Response to Letter Regarding Article, “Intracoronary Compared With Intravenous Bolus Abciximab Application in Patients With ST-Elevation Myocardial Infarction Undergoing Primary Percutaneous Coronary Intervention”
We agree with Abdellaoui et al that the area at risk may explain up to 50% of infarct size, as this has been shown in experimental trials. In our randomized trial of intracoronary versus intravenous abciximab bolus administration, we did not assess the area at risk, which might be a limitation.1 However, because this was a randomized trial, differences in area at risk are extremely unlikely given that all other baseline characteristics were well balanced between the 2 randomized groups. Furthermore, the sum of ST-segment elevation at baseline (before percutaneous coronary intervention) and the number of elevated leads were similar between the treatment groups, which indicates the same area at risk. ST-segment evaluation might have a similar value for assessment of the area at risk as the somewhat more inaccurate left ventricular angiography.2,3 As stated in our discussion, magnetic resonance is now able to assess the area at risk retrospectively from T2-weighted images (edema imaging).4 We acquired 3 short-axis slices for the assessment of edema in which no difference in the amount of edema (or area at risk) was seen, which confirms that no differences were present in the area at risk.
The authors of the letter published much smaller trials using enzyme release (as an indirect marker of infarct size) as the primary end point,2 which has much larger variability than any other imaging method.5 This was a major reason to use enzyme release only as a secondary end point in our Randomized Leipzig Immediate Percutaneous Coronary Intervention Abciximab IV Versus IC in ST-Elevation Myocardial Infarction (LIPSIAbciximab) trial.1
Testing for predictive factors plays a major role in small and borderline-powered trials. We tested major predictive factors with the course of abciximab administration in a multiple regression analysis. However, even after adjustment for baseline characteristics, intracoronary abciximab bolus administration still led to statistically significant results for infarct size and microvascular obstruction reduction.

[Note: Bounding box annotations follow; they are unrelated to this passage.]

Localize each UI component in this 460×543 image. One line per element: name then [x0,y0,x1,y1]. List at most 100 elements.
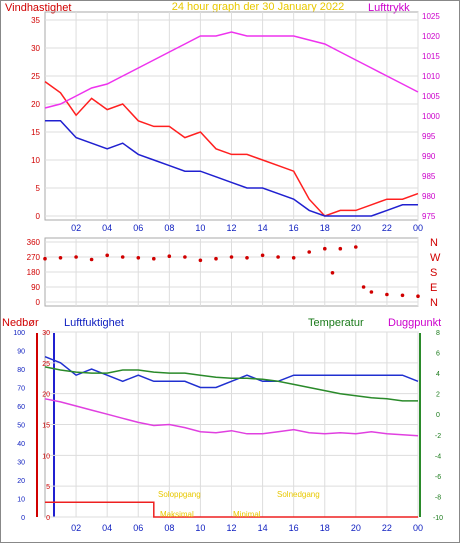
x-tick-label: 20 [351,523,361,533]
wind-axis-tick: 5 [36,184,41,193]
compass-label: N [430,297,438,309]
pressure-axis-tick: 975 [422,212,436,221]
wind-gust-line [44,80,419,217]
temperature-axis-tick: 2 [436,392,440,399]
pressure-axis-tick: 1020 [422,32,440,41]
x-tick-label: 22 [382,223,392,233]
rain-axis-tick: 90 [17,349,25,356]
rain-line [45,501,418,518]
pressure-axis-tick: 995 [422,132,436,141]
page-title: 24 hour graph der 30 January 2022 [172,1,344,13]
direction-axis-tick: 360 [27,238,41,247]
wind-direction-point [354,245,358,249]
humidity-line [44,356,419,389]
wind-direction-point [245,255,249,260]
pressure-axis-tick: 1025 [422,12,440,21]
rain-axis-tick: 60 [17,404,25,411]
pressure-axis-tick: 990 [422,152,436,161]
min-annotation: Minimal [233,510,261,519]
humidity-axis-tick: 10 [42,453,50,460]
pressure-line [44,31,419,109]
pressure-axis-tick: 980 [422,192,436,201]
temperature-axis-tick: 8 [436,330,440,337]
pressure-axis-tick: 1005 [422,92,440,101]
x-tick-label: 12 [226,223,236,233]
x-tick-label: 02 [71,523,81,533]
pressure-axis-tick: 1010 [422,72,440,81]
max-annotation: Maksimal [160,510,194,519]
compass-label: S [430,267,437,279]
pressure-axis-tick: 985 [422,172,436,181]
direction-axis-tick: 0 [36,298,41,307]
wind-axis-tick: 0 [36,212,41,221]
wind-direction-point [400,293,405,298]
x-tick-label: 00 [413,223,423,233]
temperature-axis-tick: 6 [436,351,440,358]
wind-direction-point [198,258,203,263]
x-tick-label: 14 [258,523,268,533]
wind-axis-tick: 20 [31,100,40,109]
sunset-annotation: Solnedgang [277,490,320,499]
humidity-axis-tick: 20 [42,392,50,399]
compass-label: N [430,237,438,249]
wind-direction-point [136,255,141,260]
compass-label: W [430,252,441,264]
wind-direction-point [167,254,172,258]
sunrise-annotation: Soloppgang [158,490,201,499]
wind-axis-tick: 10 [31,156,40,165]
dewpoint-label: Duggpunkt [388,317,441,329]
direction-axis-tick: 270 [27,253,41,262]
temperature-axis-tick: -2 [435,433,441,440]
temperature-label: Temperatur [308,317,364,329]
rain-axis-tick: 70 [17,386,25,393]
x-tick-label: 16 [289,223,299,233]
wind-direction-point [120,255,125,259]
wind-direction-point [385,292,389,297]
rain-axis-tick: 40 [17,441,25,448]
x-tick-label: 10 [195,523,205,533]
temperature-axis-tick: -4 [435,453,441,460]
pressure-axis-tick: 1000 [422,112,440,121]
wind-direction-point [152,256,156,261]
rain-label: Nedbør [2,317,39,329]
rain-axis-tick: 100 [13,330,25,337]
wind-axis-tick: 25 [31,72,40,81]
x-tick-label: 20 [351,223,361,233]
wind-direction-point [229,255,234,259]
x-tick-label: 10 [195,223,205,233]
wind-direction-point [89,257,94,262]
temperature-line [44,366,418,402]
pressure-axis-tick: 1015 [422,52,440,61]
rain-axis-tick: 0 [21,515,25,522]
wind-direction-point [214,256,218,261]
wind-direction-point [323,246,327,251]
x-tick-label: 08 [164,523,174,533]
x-tick-label: 06 [133,223,143,233]
direction-axis-tick: 90 [31,283,40,292]
wind-average-line [45,120,418,217]
temperature-axis-tick: -10 [433,515,443,522]
wind-direction-point [74,255,78,259]
temperature-axis-tick: 0 [436,412,440,419]
wind-direction-point [307,250,312,254]
x-tick-label: 06 [133,523,143,533]
rain-axis-tick: 10 [17,497,25,504]
x-tick-label: 14 [258,223,268,233]
compass-label: E [430,282,437,294]
x-tick-label: 00 [413,523,423,533]
x-tick-label: 04 [102,523,112,533]
humidity-axis-tick: 0 [46,515,50,522]
rain-axis-tick: 50 [17,423,25,430]
wind-direction-point [260,253,265,258]
humidity-axis-tick: 5 [46,484,50,491]
wind-direction-point [43,256,47,261]
wind-direction-point [369,290,374,294]
humidity-axis-tick: 15 [42,423,50,430]
x-tick-label: 02 [71,223,81,233]
x-tick-label: 16 [289,523,299,533]
pressure-label: Lufttrykk [368,2,410,14]
rain-axis-tick: 20 [17,478,25,485]
wind-direction-point [338,246,343,251]
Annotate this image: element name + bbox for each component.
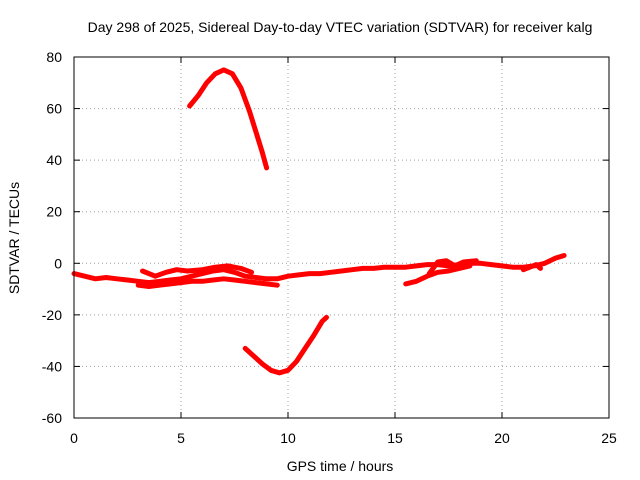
x-axis-label: GPS time / hours bbox=[287, 458, 394, 474]
series-band-tail bbox=[520, 262, 543, 273]
x-tick-label: 10 bbox=[280, 430, 296, 446]
y-tick-label: -60 bbox=[42, 410, 62, 426]
x-tick-label: 5 bbox=[177, 430, 185, 446]
y-tick-label: -20 bbox=[42, 307, 62, 323]
y-tick-label: 60 bbox=[46, 101, 62, 117]
grid bbox=[74, 57, 609, 418]
y-tick-label: 0 bbox=[54, 255, 62, 271]
series-band-upper bbox=[140, 263, 255, 279]
series-arc-low bbox=[242, 314, 329, 376]
x-tick-label: 20 bbox=[494, 430, 510, 446]
y-axis-label: SDTVAR / TECUs bbox=[6, 182, 22, 294]
x-tick-label: 15 bbox=[387, 430, 403, 446]
series-band-east bbox=[403, 263, 473, 287]
data-series bbox=[71, 67, 567, 376]
series-main-band bbox=[71, 253, 567, 286]
series-band-lower bbox=[135, 276, 280, 289]
y-tick-label: 80 bbox=[46, 49, 62, 65]
series-arc-high bbox=[187, 67, 270, 171]
plot-frame bbox=[73, 56, 610, 419]
y-tick-label: 40 bbox=[46, 152, 62, 168]
x-tick-label: 25 bbox=[601, 430, 617, 446]
y-tick-label: 20 bbox=[46, 204, 62, 220]
chart-title: Day 298 of 2025, Sidereal Day-to-day VTE… bbox=[88, 19, 593, 35]
y-tick-label: -40 bbox=[42, 358, 62, 374]
axis-ticks: 0 5 10 15 20 25 -60 -40 -20 0 20 40 60 80 bbox=[42, 49, 617, 446]
series-band-east-2 bbox=[426, 258, 479, 277]
x-tick-label: 0 bbox=[70, 430, 78, 446]
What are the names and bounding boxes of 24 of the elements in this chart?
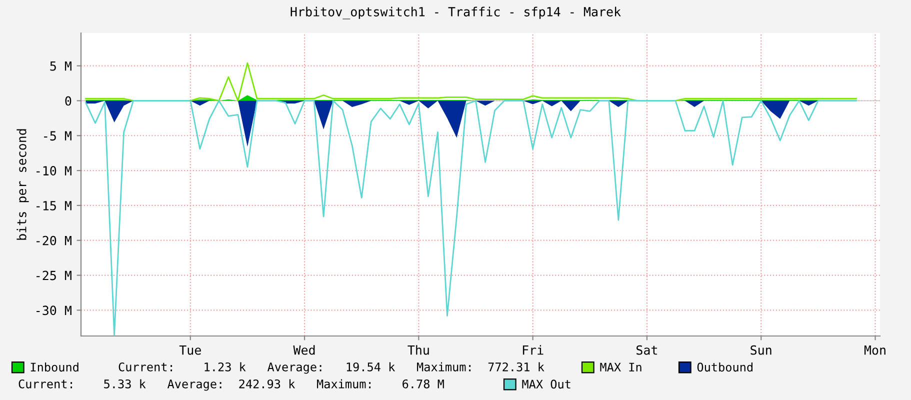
x-tick-label: Fri [522, 345, 544, 355]
x-tick-label: Sun [750, 345, 772, 355]
x-tick-label: Tue [179, 345, 201, 355]
legend-label: MAX In [600, 362, 642, 372]
x-tick-label: Mon [864, 345, 886, 355]
chart-title: Hrbitov_optswitch1 - Traffic - sfp14 - Marek [290, 6, 621, 20]
y-tick-label: -15 M [36, 201, 72, 210]
legend-label: MAX Out [522, 380, 570, 389]
y-tick-label: -30 M [36, 306, 72, 316]
text: Current: 1.23 k Average: 19.54 k Maximum: 772.31 k [118, 362, 544, 374]
y-tick-label: 5 M [50, 61, 72, 71]
x-tick-label: Wed [293, 345, 315, 355]
x-tick-label: Thu [408, 345, 429, 355]
line-series [85, 100, 857, 336]
y-tick-label: -5 M [44, 131, 72, 141]
legend-label: Inbound [30, 362, 78, 372]
text: Current: 5.33 k Average: 242.93 k Maximum: 6.78 M [18, 379, 444, 391]
x-tick-label: Sat [636, 345, 658, 355]
y-tick-label: -10 M [36, 166, 72, 176]
legend-label: Outbound [697, 362, 752, 372]
y-tick-label: -20 M [36, 236, 72, 246]
y-axis-title: bits per second [16, 129, 29, 240]
y-tick-label: 0 [65, 96, 72, 106]
y-tick-label: -25 M [36, 270, 72, 280]
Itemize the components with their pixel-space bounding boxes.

Currently, we have begun a large multicenter trial of nearly 2000 patients to assess the benefits of intracoronary abciximab bolus administration that will clearly elucidate the clinical impact of this administration route.
Thiele H, Schindler K, Friedenberger J, Eitel I, Fürnau G, Grebe E, Erbs S, Linke A, Möbius-Winkler S, Kivelitz D, Schuler G. Intracoronary compared with intravenous bolus abciximab application in patients with ST-elevation myocardial infarction undergoing primary percutaneous coronary intervention: the Randomized Leipzig Immediate Percutaneous Coronary Intervention Abciximab IV Versus IC in ST-Elevation Myocardial Infarction Trial. Circulation. 2008; 118: 49–72.
Piot C, Croisille P, Staat P, Thibault H, Rioufol G, Mewton N, Elbelghiti R, Cung TT, Bonnefoy E, Angoulvant D, Macia C, Raczka F, Sportouch C, Gahide G, Finet G, Andre-Fouet X, Revel D, Kirkorian G, Monassier J-P, Derumeaux G, Ovize M. Effect of cyclosporine on reperfusion injury in acute myocardial infarction. N Engl J Med. 2008; 359: 473–481.
Schroder R. Prognostic impact of early ST-segment resolution in acute ST-elevation myocardial infarction. Circulation. 2004; 110: e506–e510.
Aletras AH, Tilak GS, Natanzon A, Hsu L-Y, Gonzalez FM, Hoyt RF Jr, Arai AE. Retrospective determination of the area at risk for reperfused acute myocardial infarction with T2-weighted cardiac magnetic resonance imaging: histopathological and Displacement Encoding with Stimulated Echoes (DENSE) functional validations. Circulation. 2006; 113: 1865–1870.